Open Source AI Trained on All Life Can Read Your Genome

This is how you do AI for science: open source, trained on real data, solving actual problems that matter.

Evo 2 is a 40-billion-parameter model trained on 8.8 trillion DNA bases from bacteria, archaea, and eukaryotes. It can identify genetic features that are difficult for humans to spot - splice sites, regulatory DNA, disease mutations, protein-coding regions. And unlike most frontier AI, it's fully open: model parameters, training code, inference code, and the entire training dataset.

The challenge with eukaryotic genomes is that they're messy. Genes are interrupted by introns that don't code for anything. Regulatory sequences are scattered across hundreds of thousands of base pairs. The patterns that define important features are statistically subtle - not absolute rules, just tendencies.

That's exactly the kind of problem neural networks excel at: finding patterns in massive amounts of noisy data. Evo 2 was trained on genomes from all three domains of life, learning to recognize features through sheer repetition. If something is evolutionarily conserved across many species, it appears in multiple contexts, and the model learns to identify it.

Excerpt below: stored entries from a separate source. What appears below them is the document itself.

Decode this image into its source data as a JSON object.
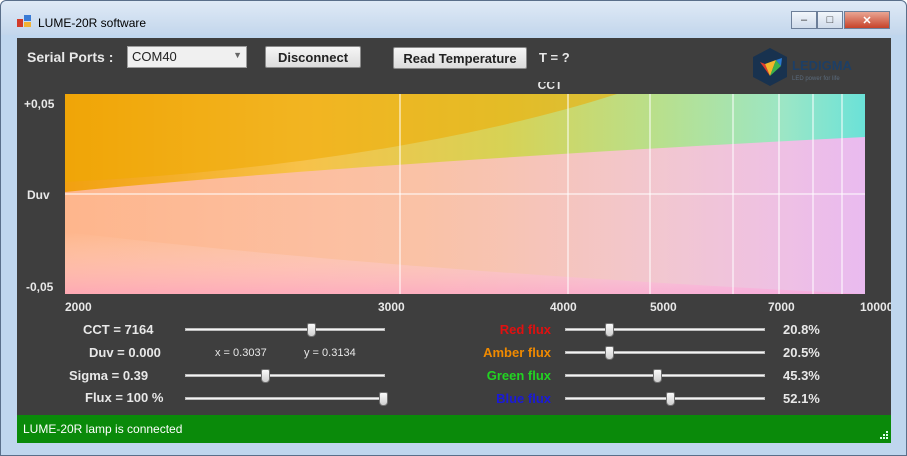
{
  "window": {
    "title": "LUME-20R software"
  },
  "toolbar": {
    "serial_label": "Serial Ports :",
    "port_value": "COM40",
    "disconnect_label": "Disconnect",
    "read_temp_label": "Read Temperature",
    "temperature_text": "T = ?"
  },
  "logo": {
    "brand": "LEDIGMA",
    "tagline": "LED power for life"
  },
  "chart": {
    "cct_title": "CCT",
    "duv_label": "Duv",
    "y_top_label": "+0,05",
    "y_bottom_label": "-0,05",
    "x_ticks": [
      "2000",
      "3000",
      "4000",
      "5000",
      "7000",
      "10000"
    ]
  },
  "controls": {
    "cct": {
      "label": "CCT = 7164",
      "position": 0.63
    },
    "duv": {
      "label": "Duv = 0.000"
    },
    "xy": {
      "x_text": "x = 0.3037",
      "y_text": "y = 0.3134"
    },
    "sigma": {
      "label": "Sigma = 0.39",
      "position": 0.39
    },
    "flux": {
      "label": "Flux = 100 %",
      "position": 1.0
    }
  },
  "channels": [
    {
      "name": "Red flux",
      "color": "#e01010",
      "percent": "20.8%",
      "position": 0.208
    },
    {
      "name": "Amber flux",
      "color": "#f08a00",
      "percent": "20.5%",
      "position": 0.205
    },
    {
      "name": "Green flux",
      "color": "#22d422",
      "percent": "45.3%",
      "position": 0.453
    },
    {
      "name": "Blue flux",
      "color": "#1a1ad8",
      "percent": "52.1%",
      "position": 0.521
    }
  ],
  "status": {
    "text": "LUME-20R lamp is connected"
  },
  "colors": {
    "client_bg": "#3e3e3e",
    "status_bg": "#0a8a0a"
  }
}
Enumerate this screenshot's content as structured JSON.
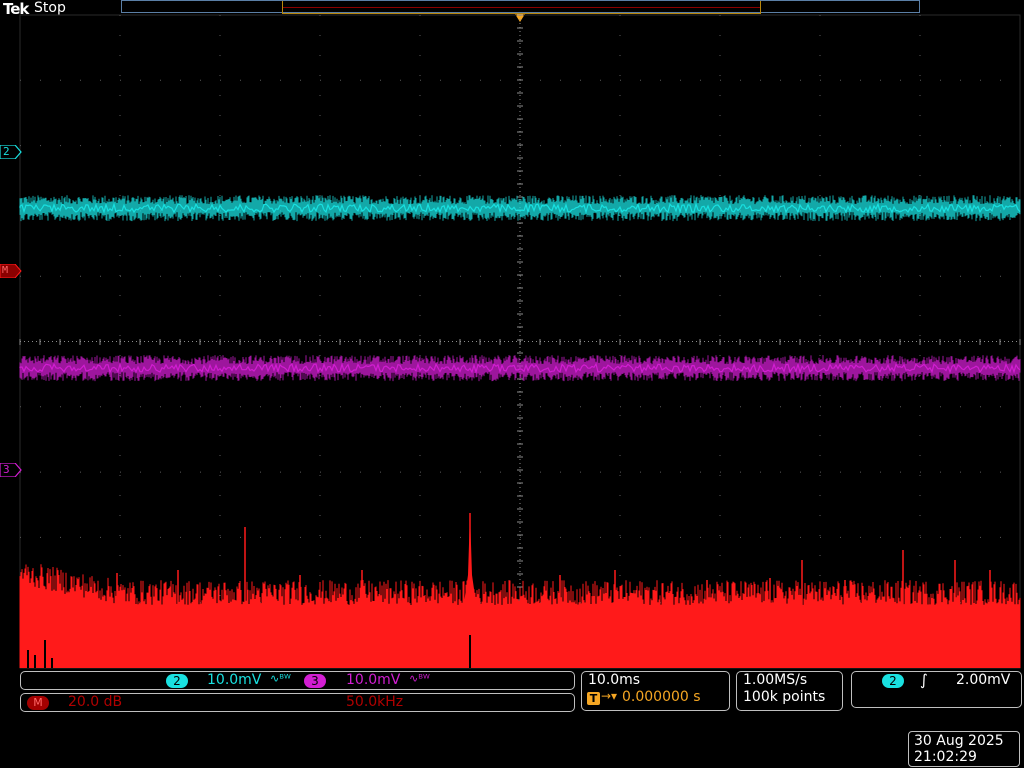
{
  "header": {
    "brand": "Tek",
    "run_state": "Stop"
  },
  "colors": {
    "ch2": "#19e0e0",
    "ch3": "#d21ed2",
    "math": "#ff1a1a",
    "trigger": "#f5a623",
    "graticule": "#8c8c8c"
  },
  "markers": {
    "ch2_label": "2",
    "math_label": "M",
    "ch3_label": "3"
  },
  "waveforms": {
    "ch2": {
      "level_div": 2.05,
      "noise": "dense-band"
    },
    "ch3": {
      "level_div": -0.4,
      "noise": "dense-band"
    },
    "math": {
      "type": "FFT",
      "spectrum": "noise-floor-with-spurs"
    }
  },
  "vertical": {
    "ch2_label": "2",
    "ch2_scale": "10.0mV",
    "ch3_label": "3",
    "ch3_scale": "10.0mV",
    "coupling_symbol": "∿ᴮᵂ"
  },
  "math_readout": {
    "label": "M",
    "scale": "20.0 dB",
    "span": "50.0kHz"
  },
  "horizontal": {
    "scale": "10.0ms",
    "trigger_symbol": "T",
    "arrow": "→▾",
    "delay": "0.000000 s"
  },
  "acquisition": {
    "sample_rate": "1.00MS/s",
    "record_length": "100k points"
  },
  "trigger": {
    "source_label": "2",
    "slope_symbol": "∫",
    "level": "2.00mV"
  },
  "datetime": {
    "date": "30 Aug 2025",
    "time": "21:02:29"
  }
}
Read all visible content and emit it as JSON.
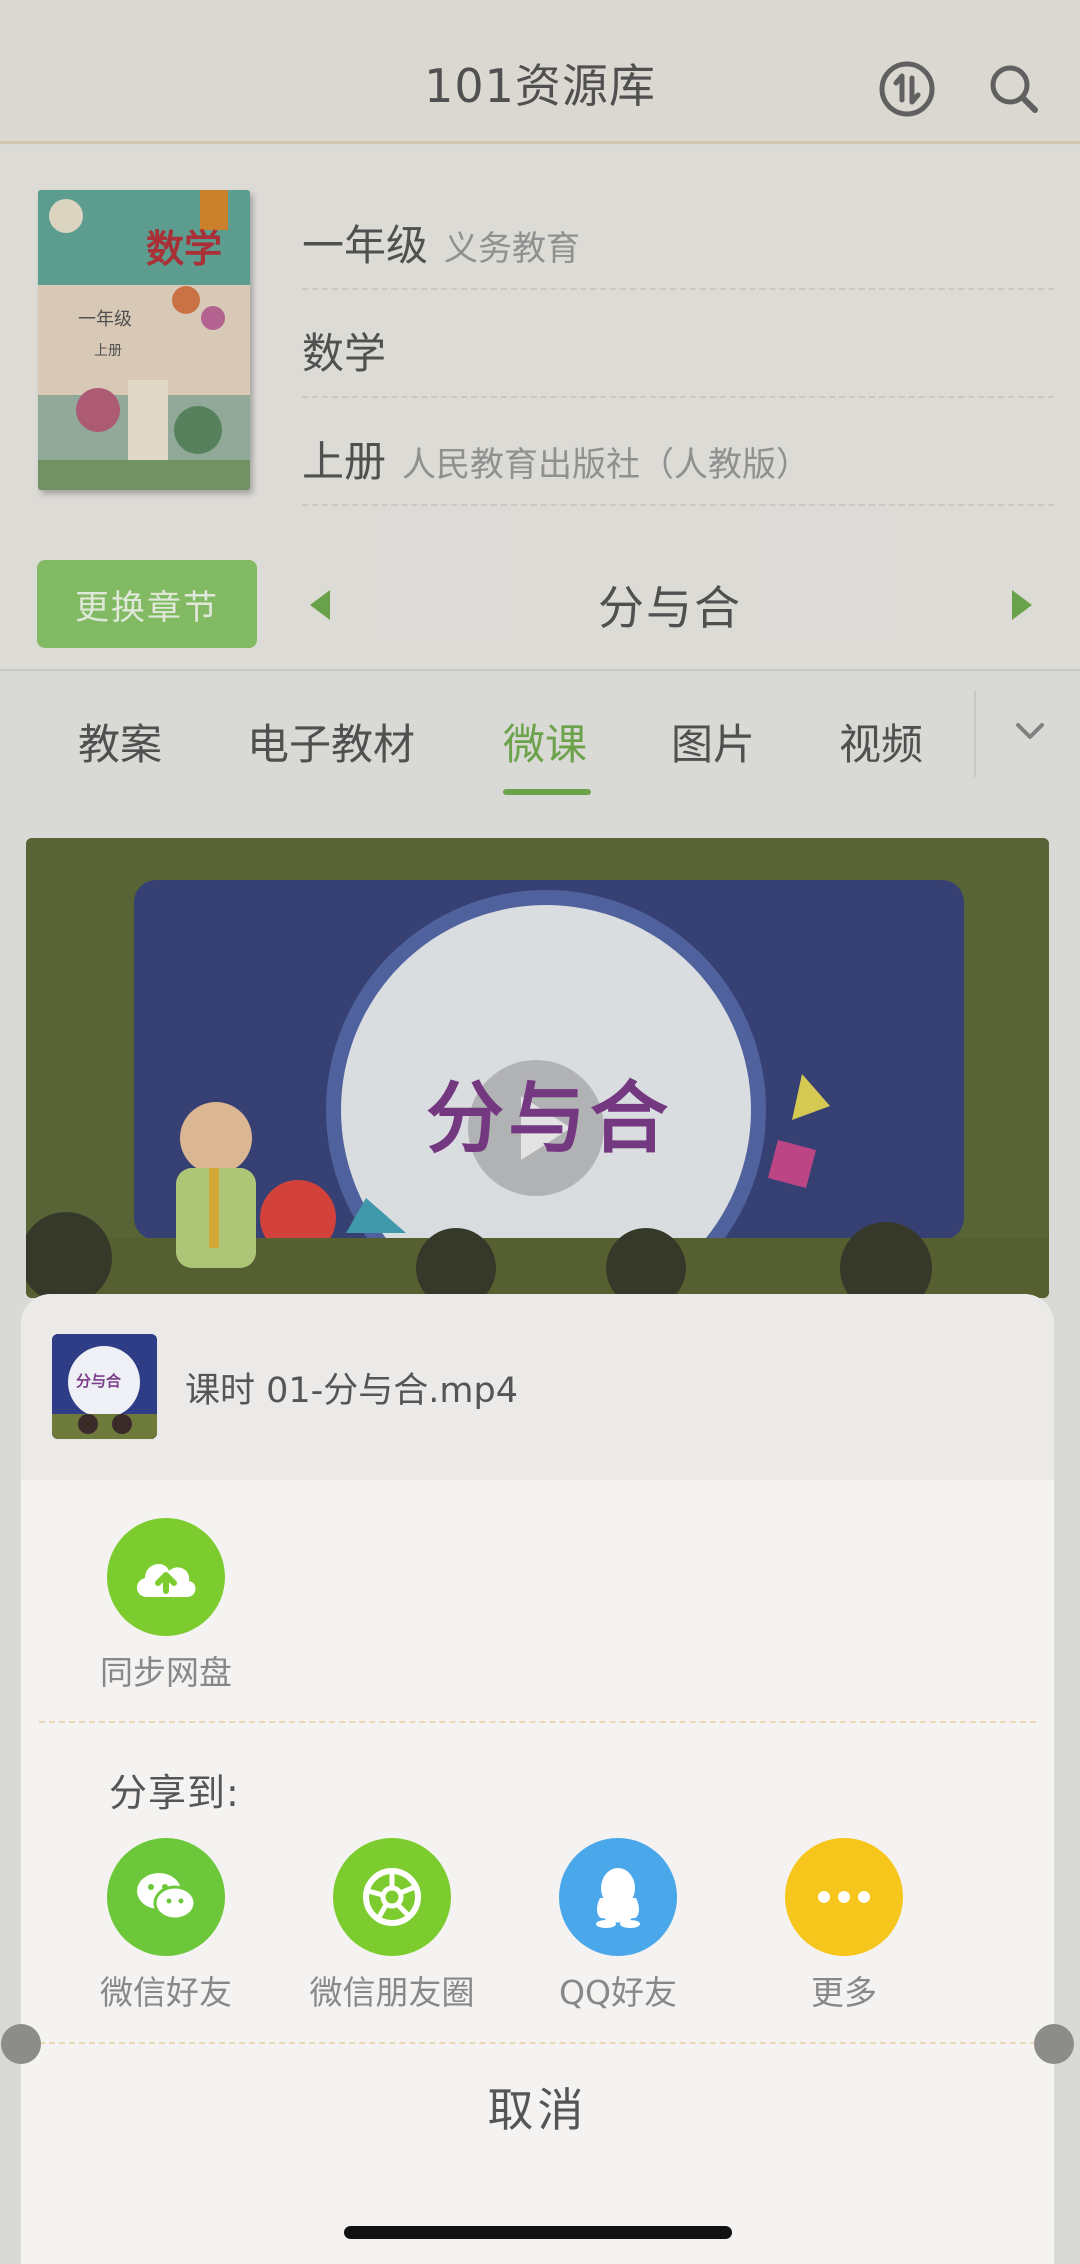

What makes this genuinely impressive is that the model wasn't fine-tuned on specific tasks. It learned to recognize splice sites, regulatory regions, and disease mutations just from seeing enough genomes. It even figured out that different species use different genetic codes and learned to apply the right code based on what organism it was analyzing.

Compare this to consumer AI hype. Evo 2 isn't claiming to revolutionize everything. It's designed to solve a specific scientific problem: annotating genomes and identifying important features. It's not replacing researchers - it's giving them a tool to accelerate their work.

And because it's fully open source, other scientists can build on it, verify the results, and adapt it to their own research questions. That's how scientific AI should work: transparent, reproducible, focused on actual problems.

The technology is impressive. The question is how many other fields could benefit from this approach instead of chasing hype.